Les difficultés de la parentalité : fatigue, ambivalence et solitude

 

La parentalité est souvent associée à l’image d’un bonheur évident et naturel. Pourtant, devenir parent s’accompagnent également de fatigue, de doutes et d’émotions ambivalentes.

 

Ces expériences sont fréquentes, même si elles sont rarement exprimées ouvertement.

 

La fatigue et l’épuisement

 

Les premières années de parentalité peuvent être particulièrement éprouvantes. Les nuits fragmentées, la charge mentale, les responsabilités constantes et le manque de temps pour soi peuvent entraîner une fatigue importante.

 

Certaines personnes peuvent se sentir dépassées ou avoir l’impression de ne jamais pouvoir réellement se reposer.

 

Cette fatigue peut aussi rendre plus difficile la régulation des émotions et amplifier le sentiment de stress.

 

Les sentiments ambivalents

 

Beaucoup de parents ressentent des émotions ambivalentes : un amour profond pour leur enfant, mais aussi parfois de l’agacement, de la colère, de l’impatience ou le désir de retrouver des moments de solitude.

 

Ces sentiments peuvent être déroutants car ils vont à l’encontre de l’image idéale de la parentalité.

 

Pourtant, l’ambivalence est une expérience humaine normale. Aimer son enfant n’empêche pas de ressentir parfois de la frustration ou de la lassitude.

 

Les phobies d’impulsion

 

Certains parents peuvent également être confrontés à ce que l’on appelle des phobies d’impulsion.

 

Il s’agit de pensées intrusives qui apparaissent de manière involontaire, par exemple imaginer faire du mal à son enfant ou qu’un accident grave se produise.

 

Ces pensées peuvent être très angoissantes et provoquer beaucoup de culpabilité. Pourtant, elles ne signifient pas que la personne souhaite réellement agir de cette manière.

 

Au contraire, le fait que ces pensées provoquent autant de peur montre souvent l’importance que la personne accorde à la sécurité de son enfant.

 

Ces phénomènes sont liés à l’anxiété et sont plus fréquents qu’on ne l’imagine.

 

La culpabilité

 

De nombreux parents ont le sentiment de ne pas en faire assez, de ne pas être assez patients ou de ne pas être le parent qu’ils voudraient être.

 

La pression sociale autour de la parentalité peut renforcer cette culpabilité.
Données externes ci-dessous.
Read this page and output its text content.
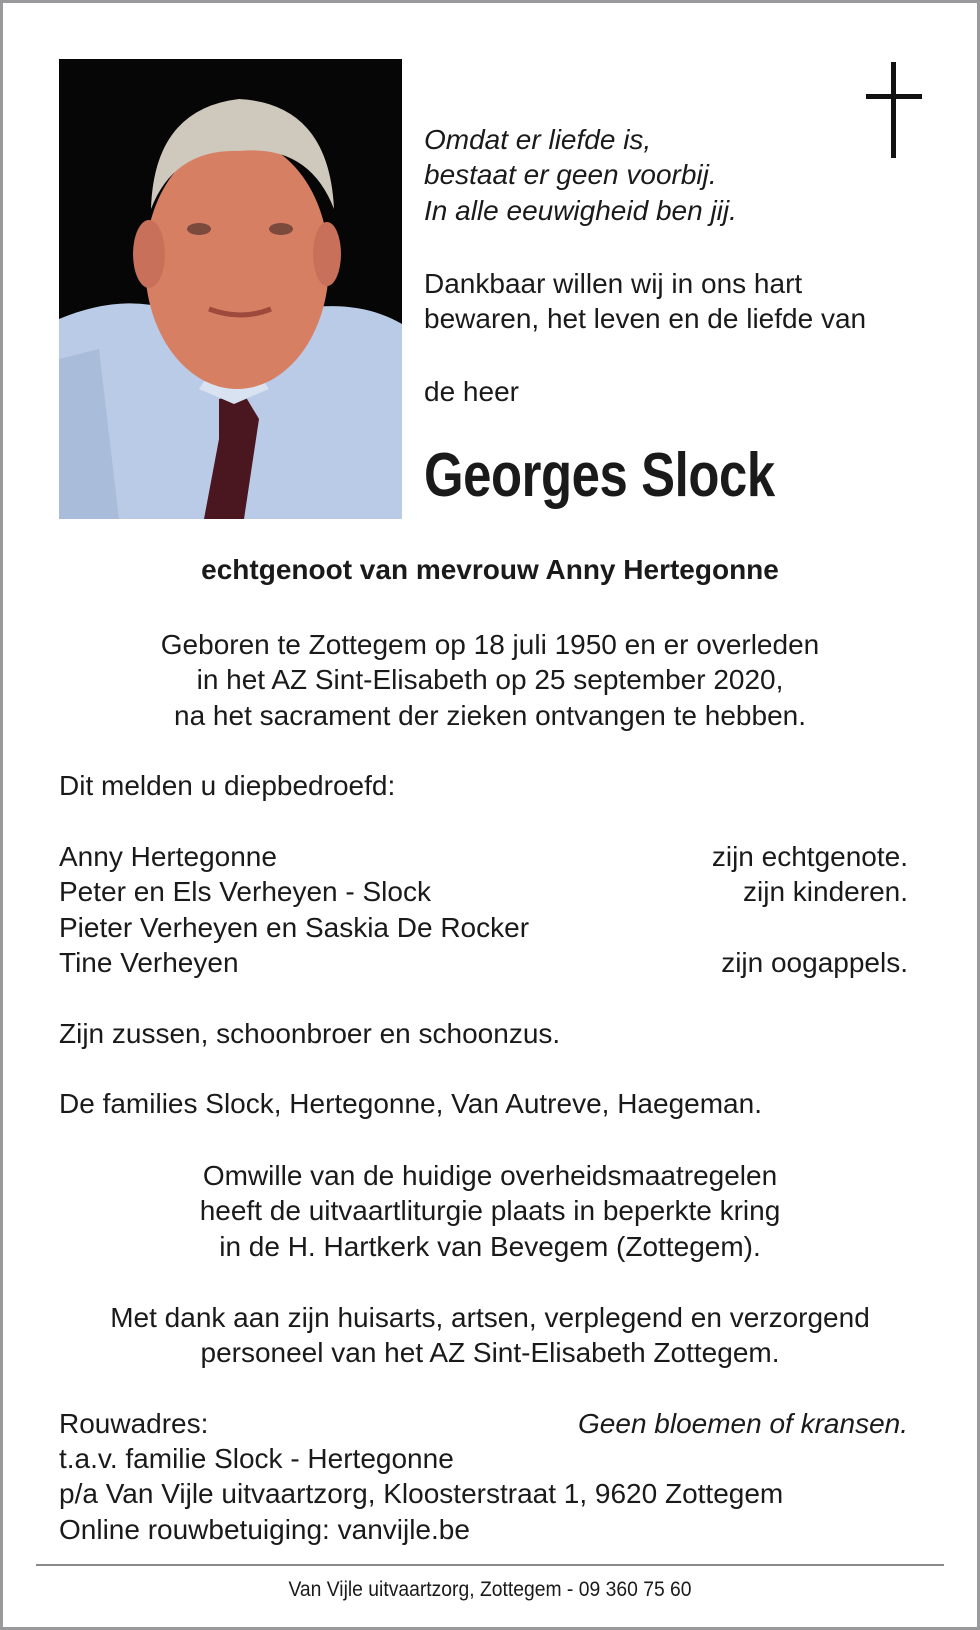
Omdat er liefde is,
bestaat er geen voorbij.
In alle eeuwigheid ben jij.
Dankbaar willen wij in ons hart
bewaren, het leven en de liefde van
de heer
Georges Slock
echtgenoot van mevrouw Anny Hertegonne
Geboren te Zottegem op 18 juli 1950 en er overleden
in het AZ Sint-Elisabeth op 25 september 2020,
na het sacrament der zieken ontvangen te hebben.
Dit melden u diepbedroefd:
Anny Hertegonne	zijn echtgenote.
Peter en Els Verheyen - Slock	zijn kinderen.
Pieter Verheyen en Saskia De Rocker
Tine Verheyen	zijn oogappels.
Zijn zussen, schoonbroer en schoonzus.
De families Slock, Hertegonne, Van Autreve, Haegeman.
Omwille van de huidige overheidsmaatregelen
heeft de uitvaartliturgie plaats in beperkte kring
in de H. Hartkerk van Bevegem (Zottegem).
Met dank aan zijn huisarts, artsen, verplegend en verzorgend
personeel van het AZ Sint-Elisabeth Zottegem.
Rouwadres:	Geen bloemen of kransen.
t.a.v. familie Slock - Hertegonne
p/a Van Vijle uitvaartzorg, Kloosterstraat 1, 9620 Zottegem
Online rouwbetuiging: vanvijle.be
Van Vijle uitvaartzorg, Zottegem - 09 360 75 60
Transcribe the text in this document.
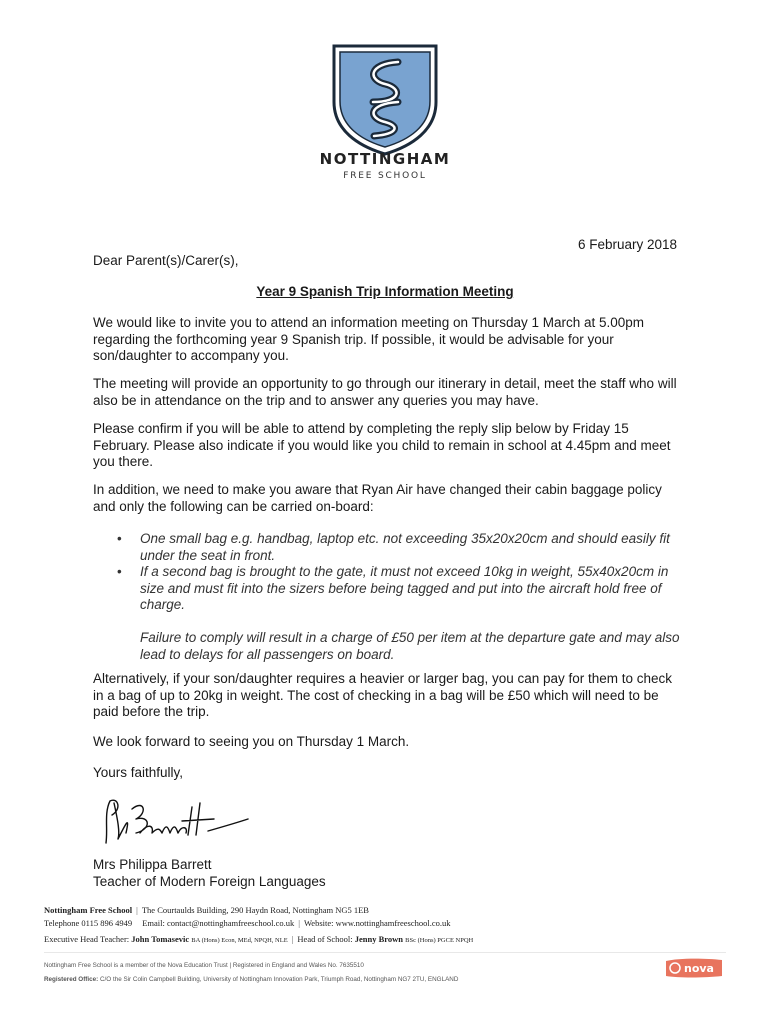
NOTTINGHAM
FREE SCHOOL
6 February 2018
Dear Parent(s)/Carer(s),
Year 9 Spanish Trip Information Meeting
We would like to invite you to attend an information meeting on Thursday 1 March at 5.00pm regarding the forthcoming year 9 Spanish trip. If possible, it would be advisable for your son/daughter to accompany you.
The meeting will provide an opportunity to go through our itinerary in detail, meet the staff who will also be in attendance on the trip and to answer any queries you may have.
Please confirm if you will be able to attend by completing the reply slip below by Friday 15 February. Please also indicate if you would like you child to remain in school at 4.45pm and meet you there.
In addition, we need to make you aware that Ryan Air have changed their cabin baggage policy and only the following can be carried on-board:
• One small bag e.g. handbag, laptop etc. not exceeding 35x20x20cm and should easily fit under the seat in front.
• If a second bag is brought to the gate, it must not exceed 10kg in weight, 55x40x20cm in size and must fit into the sizers before being tagged and put into the aircraft hold free of charge.
Failure to comply will result in a charge of £50 per item at the departure gate and may also lead to delays for all passengers on board.
Alternatively, if your son/daughter requires a heavier or larger bag, you can pay for them to check in a bag of up to 20kg in weight. The cost of checking in a bag will be £50 which will need to be paid before the trip.
We look forward to seeing you on Thursday 1 March.
Yours faithfully,
Mrs Philippa Barrett
Teacher of Modern Foreign Languages
Nottingham Free School | The Courtaulds Building, 290 Haydn Road, Nottingham NG5 1EB
Telephone 0115 896 4949 Email: contact@nottinghamfreeschool.co.uk | Website: www.nottinghamfreeschool.co.uk
Executive Head Teacher: John Tomasevic BA (Hons) Econ, MEd, NPQH, NLE | Head of School: Jenny Brown BSc (Hons) PGCE NPQH
Nottingham Free School is a member of the Nova Education Trust | Registered in England and Wales No. 7635510
Registered Office: C/O the Sir Colin Campbell Building, University of Nottingham Innovation Park, Triumph Road, Nottingham NG7 2TU, ENGLAND
nova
Les images idéalisées véhiculées par l’entourage ou les réseaux sociaux peuvent donner l’impression que les autres parents gèrent tout sans difficulté.

 

En réalité, beaucoup de parents traversent des moments de doute et de fragilité.

 

Le sentiment de solitude

 

La parentalité peut aussi être une expérience très solitaire.

 

Certaines personnes se sentent isolées, surtout lorsqu’elles manquent de soutien familial ou social. D’autres peuvent avoir l’impression de ne pas pouvoir parler librement de leurs difficultés par peur d’être jugées.

 

Cette solitude peut renforcer le sentiment d’épuisement et la culpabilité.

 

Pouvoir en parler

 

Parler de ces difficultés peut parfois être un premier pas important.

 

Mettre des mots sur ce qui est vécu permet souvent de sortir du sentiment d’isolement et de mieux comprendre ce qui se joue dans cette période de vie.

 

Un accompagnement psychologique peut offrir un espace pour réfléchir à ces expériences, accueillir les émotions parfois contradictoires liées à la parentalité et retrouver davantage de confiance dans sa manière d’être parent.